General Questions and Problems from the Audience
Puzzler:
   Have the computer record the current time.    Bonus:   Be able to record to the millisecond the time when you press a certain key.

7:00-8:00 pm

One Hour AppTurn a series of timed meteor sightings from the Leonids Meteor Shower in to a chart that shows the rate of meteors per hour as a function of time.    See chart below:    The techniques used are: scatter charts, secondary y-axis, lookups, OFFSET, linear fits, AVERAGE

8:00-8:10 pm

(Break) 
8:10-9:00 pm To be decided:   Perhaps a continuation of the Leonid example using the Poisson's distribution to test whether the 600/hr peaks are statistical significant.  

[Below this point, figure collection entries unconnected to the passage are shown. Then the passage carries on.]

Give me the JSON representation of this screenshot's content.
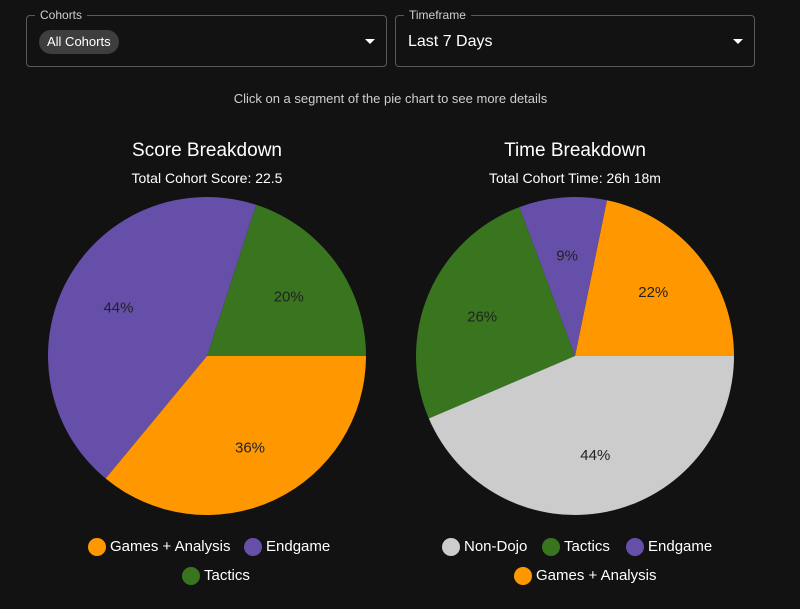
{
  "filters": {
    "cohorts": {
      "label": "Cohorts",
      "selected": "All Cohorts"
    },
    "timeframe": {
      "label": "Timeframe",
      "selected": "Last 7 Days"
    }
  },
  "hint_text": "Click on a segment of the pie chart to see more details",
  "colors": {
    "Games + Analysis": "#ff9800",
    "Endgame": "#664fa9",
    "Tactics": "#39751f",
    "Non-Dojo": "#cccccc"
  },
  "chart_data": [
    {
      "type": "pie",
      "title": "Score Breakdown",
      "subtitle": "Total Cohort Score: 22.5",
      "start": "right",
      "direction": "counterclockwise",
      "slices": [
        {
          "name": "Tactics",
          "value": 20,
          "label": "20%"
        },
        {
          "name": "Endgame",
          "value": 44,
          "label": "44%"
        },
        {
          "name": "Games + Analysis",
          "value": 36,
          "label": "36%"
        }
      ],
      "legend": [
        "Games + Analysis",
        "Endgame",
        "Tactics"
      ]
    },
    {
      "type": "pie",
      "title": "Time Breakdown",
      "subtitle": "Total Cohort Time: 26h 18m",
      "start": "right",
      "direction": "counterclockwise",
      "slices": [
        {
          "name": "Games + Analysis",
          "value": 22,
          "label": "22%"
        },
        {
          "name": "Endgame",
          "value": 9,
          "label": "9%"
        },
        {
          "name": "Tactics",
          "value": 26,
          "label": "26%"
        },
        {
          "name": "Non-Dojo",
          "value": 44,
          "label": "44%"
        }
      ],
      "legend": [
        "Non-Dojo",
        "Tactics",
        "Endgame",
        "Games + Analysis"
      ]
    }
  ]
}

On November 18, 2001, the Leonid Meteor Shower was visible from cloudless skies in Texas.   I used a video camera as an audio recorder to capture the meteor sightings..   By recording with the clock visible, it was possible to record to the precise second when a meteor was spotted.    From midnight to 6am, my son Ryan (8 years old) and I spotted 702 meteors.   From 3:20 am to 5:00am we saw 550 of them, sometimes in bursts of 1 per second.

The first problem is to find an efficient way to take each of the events heard on the tape and record the time.   The time is visible in the view finder, but it is extremely inefficient to pause the tape, read the time in the viewfinder, type in in, and continue the tape.   Instead, I found a way to press a key each time I heard a sighting, and have Excel record the elapse time from the start of the tape.    With an occasional check with the actual time on the tape recorder, I was able to capture the time of each meteor with one continuous playback of the tape.

The second problem is to take the times of the sightings and convert them into a graph that shows meteor rates per hour on a minute by minute basis.